In presenting the resolution, Walker said there had been some controversy in the past and the resolution came out of a desire to help with this issue. He further emphasized that more and more cities are now crafting civility expectations into formal statements for their elected officials.

Commissioner Bob Barnas said the resolution was “one-sided” and a violation of his right to free speech. He further expressed displeasure that City Attorney Walker took it upon himself, without the consent of the entire commission, to create the resolution because of one commissioner’s comments.

Commissioner Linda Gestrin agreed that the resolution was an attack on free speech, adding it was a form of bullying.

Walker disagreed, stating he did not feel it was a violation. “The intent was to head off divisiveness,” he said.

Jamison said he believed that public officials are held to a higher standard and should at least “adhere to the same level of civility that we hold our employees to.”

Jamison added, “When someone enters into public office, it is a 24-hour a day position.” Stating he was in favor of the resolution, Jamison said, “The resolution does not deny anyone the right to voice their opinion,” but it should be expressed civilly. “It isn’t too much to ask for the commissioners to be just as respectful of the citizens as the citizens are expected to be to the commissioners.”

Mayor Sue Weller commented that the Commission is the “face of the City and we have an obligation to present ourselves in a manner becoming the position.” She requested the resolution be tabled to allow commissioners time to review it and take a further look at it at the next meeting.

Commissioner Byran Williams moved to table the resolution and Mayor Weller passed the gavel to Vice-Mayor Jamison and seconded the motion.

Following several minutes of citizen comments, pro and con, and a suggestion that the resolution be incorporated into an existing document, Comissioners Barnas and Williams got into a heated discussion.
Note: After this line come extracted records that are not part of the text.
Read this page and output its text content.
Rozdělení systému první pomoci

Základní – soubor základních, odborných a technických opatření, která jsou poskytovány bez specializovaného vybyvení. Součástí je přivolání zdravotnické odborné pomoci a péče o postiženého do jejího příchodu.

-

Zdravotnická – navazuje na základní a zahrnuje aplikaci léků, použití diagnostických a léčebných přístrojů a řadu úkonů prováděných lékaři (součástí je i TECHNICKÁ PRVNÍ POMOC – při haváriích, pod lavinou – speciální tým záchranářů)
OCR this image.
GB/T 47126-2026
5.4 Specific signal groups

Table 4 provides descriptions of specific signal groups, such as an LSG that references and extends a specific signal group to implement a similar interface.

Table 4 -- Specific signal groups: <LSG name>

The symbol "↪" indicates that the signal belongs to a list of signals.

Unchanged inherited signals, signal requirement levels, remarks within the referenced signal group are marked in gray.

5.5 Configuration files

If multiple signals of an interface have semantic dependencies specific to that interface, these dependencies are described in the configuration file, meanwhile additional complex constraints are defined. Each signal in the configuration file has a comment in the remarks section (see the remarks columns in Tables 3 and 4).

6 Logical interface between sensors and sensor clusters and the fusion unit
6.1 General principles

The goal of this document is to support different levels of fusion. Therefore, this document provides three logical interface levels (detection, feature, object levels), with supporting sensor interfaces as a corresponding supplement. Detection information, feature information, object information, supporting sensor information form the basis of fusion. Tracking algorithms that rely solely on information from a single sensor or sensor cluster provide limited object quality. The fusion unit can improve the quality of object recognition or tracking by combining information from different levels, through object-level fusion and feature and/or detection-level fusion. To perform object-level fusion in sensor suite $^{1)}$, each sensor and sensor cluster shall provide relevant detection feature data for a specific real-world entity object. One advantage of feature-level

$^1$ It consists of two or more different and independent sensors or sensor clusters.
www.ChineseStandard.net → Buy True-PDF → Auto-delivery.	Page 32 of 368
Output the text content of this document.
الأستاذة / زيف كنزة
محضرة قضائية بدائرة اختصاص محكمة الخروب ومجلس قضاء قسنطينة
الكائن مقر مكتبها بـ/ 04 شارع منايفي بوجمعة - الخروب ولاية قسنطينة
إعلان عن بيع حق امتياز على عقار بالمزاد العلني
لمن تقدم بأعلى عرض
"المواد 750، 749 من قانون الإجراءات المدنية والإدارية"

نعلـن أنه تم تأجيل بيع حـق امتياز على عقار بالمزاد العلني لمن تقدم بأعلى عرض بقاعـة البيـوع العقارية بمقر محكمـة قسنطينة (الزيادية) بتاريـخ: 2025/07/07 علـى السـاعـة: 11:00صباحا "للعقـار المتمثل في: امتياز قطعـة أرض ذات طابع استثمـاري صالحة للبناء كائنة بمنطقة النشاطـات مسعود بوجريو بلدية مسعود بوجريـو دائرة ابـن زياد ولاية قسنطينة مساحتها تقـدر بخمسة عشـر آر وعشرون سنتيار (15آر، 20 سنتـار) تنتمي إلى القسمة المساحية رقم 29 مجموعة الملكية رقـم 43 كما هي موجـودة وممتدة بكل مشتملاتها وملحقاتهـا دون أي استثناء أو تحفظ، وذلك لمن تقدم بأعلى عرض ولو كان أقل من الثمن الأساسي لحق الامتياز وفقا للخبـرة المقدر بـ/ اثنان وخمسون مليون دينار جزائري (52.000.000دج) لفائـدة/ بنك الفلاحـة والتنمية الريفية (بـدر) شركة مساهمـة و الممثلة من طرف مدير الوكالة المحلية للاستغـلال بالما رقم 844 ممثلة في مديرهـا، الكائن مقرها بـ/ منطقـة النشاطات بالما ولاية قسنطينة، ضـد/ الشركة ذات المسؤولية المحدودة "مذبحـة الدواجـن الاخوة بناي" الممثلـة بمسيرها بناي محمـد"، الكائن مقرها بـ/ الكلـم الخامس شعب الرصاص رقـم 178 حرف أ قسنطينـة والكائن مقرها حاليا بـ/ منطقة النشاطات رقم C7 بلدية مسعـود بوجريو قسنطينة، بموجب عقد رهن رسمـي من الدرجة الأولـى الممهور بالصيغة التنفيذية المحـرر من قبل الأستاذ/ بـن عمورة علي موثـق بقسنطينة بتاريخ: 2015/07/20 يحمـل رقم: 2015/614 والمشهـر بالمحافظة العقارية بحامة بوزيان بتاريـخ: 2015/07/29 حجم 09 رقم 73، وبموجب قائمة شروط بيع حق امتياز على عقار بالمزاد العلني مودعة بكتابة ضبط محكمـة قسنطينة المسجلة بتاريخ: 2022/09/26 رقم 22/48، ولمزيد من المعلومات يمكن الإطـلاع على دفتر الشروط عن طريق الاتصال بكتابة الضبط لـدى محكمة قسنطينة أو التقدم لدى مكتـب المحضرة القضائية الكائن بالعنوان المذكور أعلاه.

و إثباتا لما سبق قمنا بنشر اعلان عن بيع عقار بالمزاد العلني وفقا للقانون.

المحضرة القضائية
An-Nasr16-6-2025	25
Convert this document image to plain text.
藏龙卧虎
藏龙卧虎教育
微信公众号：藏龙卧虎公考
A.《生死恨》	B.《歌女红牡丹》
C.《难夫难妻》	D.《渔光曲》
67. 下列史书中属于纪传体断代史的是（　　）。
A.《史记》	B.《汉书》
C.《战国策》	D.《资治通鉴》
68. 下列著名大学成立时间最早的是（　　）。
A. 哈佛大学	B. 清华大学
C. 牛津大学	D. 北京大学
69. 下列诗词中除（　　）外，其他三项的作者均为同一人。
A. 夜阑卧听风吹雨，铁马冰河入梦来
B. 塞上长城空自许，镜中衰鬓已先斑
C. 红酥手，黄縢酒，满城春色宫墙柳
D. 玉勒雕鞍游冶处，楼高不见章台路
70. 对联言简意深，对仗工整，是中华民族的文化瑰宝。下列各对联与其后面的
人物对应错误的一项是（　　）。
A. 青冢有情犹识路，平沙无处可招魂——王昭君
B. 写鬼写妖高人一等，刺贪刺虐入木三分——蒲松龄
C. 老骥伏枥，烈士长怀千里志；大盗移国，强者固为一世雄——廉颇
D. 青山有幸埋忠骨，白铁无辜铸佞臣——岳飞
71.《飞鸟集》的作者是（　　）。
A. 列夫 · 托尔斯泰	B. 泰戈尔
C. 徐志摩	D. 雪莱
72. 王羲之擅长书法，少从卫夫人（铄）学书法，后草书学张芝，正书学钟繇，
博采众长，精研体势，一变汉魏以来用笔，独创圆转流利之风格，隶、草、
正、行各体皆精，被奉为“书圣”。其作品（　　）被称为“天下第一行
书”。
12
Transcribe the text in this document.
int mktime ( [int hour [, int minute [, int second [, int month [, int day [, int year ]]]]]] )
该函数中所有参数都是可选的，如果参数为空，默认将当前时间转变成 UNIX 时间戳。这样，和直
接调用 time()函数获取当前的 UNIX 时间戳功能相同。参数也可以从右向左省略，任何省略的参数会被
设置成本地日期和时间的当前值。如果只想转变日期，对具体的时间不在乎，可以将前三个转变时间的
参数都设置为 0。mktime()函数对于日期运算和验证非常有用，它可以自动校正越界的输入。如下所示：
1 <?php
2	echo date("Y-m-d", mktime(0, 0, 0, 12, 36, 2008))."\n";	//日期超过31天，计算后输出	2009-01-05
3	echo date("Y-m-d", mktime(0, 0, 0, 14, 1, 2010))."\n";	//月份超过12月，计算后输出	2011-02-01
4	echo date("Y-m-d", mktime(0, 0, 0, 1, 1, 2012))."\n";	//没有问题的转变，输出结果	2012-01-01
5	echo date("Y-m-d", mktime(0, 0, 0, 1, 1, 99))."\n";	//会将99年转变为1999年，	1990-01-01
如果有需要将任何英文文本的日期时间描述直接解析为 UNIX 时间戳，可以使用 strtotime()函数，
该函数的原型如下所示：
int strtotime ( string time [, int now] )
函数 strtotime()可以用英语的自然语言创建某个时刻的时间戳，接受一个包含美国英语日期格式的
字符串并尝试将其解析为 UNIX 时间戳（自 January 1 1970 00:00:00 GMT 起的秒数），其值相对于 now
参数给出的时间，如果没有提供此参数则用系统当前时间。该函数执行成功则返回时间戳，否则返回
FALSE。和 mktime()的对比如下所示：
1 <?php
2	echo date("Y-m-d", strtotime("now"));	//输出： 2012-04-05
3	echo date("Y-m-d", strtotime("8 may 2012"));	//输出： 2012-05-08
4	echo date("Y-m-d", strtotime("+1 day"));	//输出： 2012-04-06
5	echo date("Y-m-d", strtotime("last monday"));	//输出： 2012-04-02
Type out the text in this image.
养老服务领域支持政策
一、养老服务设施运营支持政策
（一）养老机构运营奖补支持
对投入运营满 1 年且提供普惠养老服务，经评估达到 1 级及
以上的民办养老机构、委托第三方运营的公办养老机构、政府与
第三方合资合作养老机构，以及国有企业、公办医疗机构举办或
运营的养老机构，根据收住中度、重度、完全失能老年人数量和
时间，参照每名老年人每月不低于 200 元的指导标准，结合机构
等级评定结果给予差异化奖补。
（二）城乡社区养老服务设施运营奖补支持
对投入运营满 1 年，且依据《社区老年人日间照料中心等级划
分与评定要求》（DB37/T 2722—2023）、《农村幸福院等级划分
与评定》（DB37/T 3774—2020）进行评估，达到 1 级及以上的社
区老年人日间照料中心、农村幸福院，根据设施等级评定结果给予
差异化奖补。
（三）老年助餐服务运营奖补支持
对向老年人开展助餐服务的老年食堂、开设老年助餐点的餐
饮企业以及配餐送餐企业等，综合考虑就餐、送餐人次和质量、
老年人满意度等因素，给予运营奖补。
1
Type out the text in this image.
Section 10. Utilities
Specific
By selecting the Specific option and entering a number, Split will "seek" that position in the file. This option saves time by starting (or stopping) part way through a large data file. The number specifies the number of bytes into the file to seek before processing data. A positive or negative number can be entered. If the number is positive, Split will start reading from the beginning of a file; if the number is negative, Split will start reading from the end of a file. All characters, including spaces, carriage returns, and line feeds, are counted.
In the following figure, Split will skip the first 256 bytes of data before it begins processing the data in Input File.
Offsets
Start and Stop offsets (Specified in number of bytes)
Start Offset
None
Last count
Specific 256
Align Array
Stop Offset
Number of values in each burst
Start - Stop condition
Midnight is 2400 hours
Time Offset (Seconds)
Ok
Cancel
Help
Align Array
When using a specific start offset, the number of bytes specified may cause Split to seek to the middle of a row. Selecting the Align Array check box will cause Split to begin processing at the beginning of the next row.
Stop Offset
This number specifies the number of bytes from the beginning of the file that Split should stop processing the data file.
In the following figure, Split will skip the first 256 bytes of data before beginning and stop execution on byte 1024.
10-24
Barnas claimed he knew which way the vote would go. He read the third principal of a local citizens’ group, Concerned Citizens for a Better High Springs, which was written in November 2012. He said that Mayor Weller, Vice-Mayor Jamison and Commissioner Williams’ names appear on the list and they “seem to be the new majority.” Barnas further said they are going to vote on a resolution that was put forth months ago, where meetings were held to talk about civility and code of conduct.

Williams challenged Barnas’s allegation, asking how someone can say how he is going to vote. Williams said that he, like the other commissioners, had just been given the resolution that night and had not had a chance to review it yet.

“If truth be known, I was going to vote against it,” Williams said. “This is the kind of stuff that tears this city apart.” He added that assuming how a commissioner will vote is “disrespectful,” and asked, “When are we going to grow up?” He suggested it was time that the citizens and commissioners came together to do what was best for the City.

At that point, Williams called the question and the proposed civility resolution was tabled with a 4-1 vote with Jamison casting the no vote.

It is expected that matter will be discussed again at the March 28, 2013 commission meeting.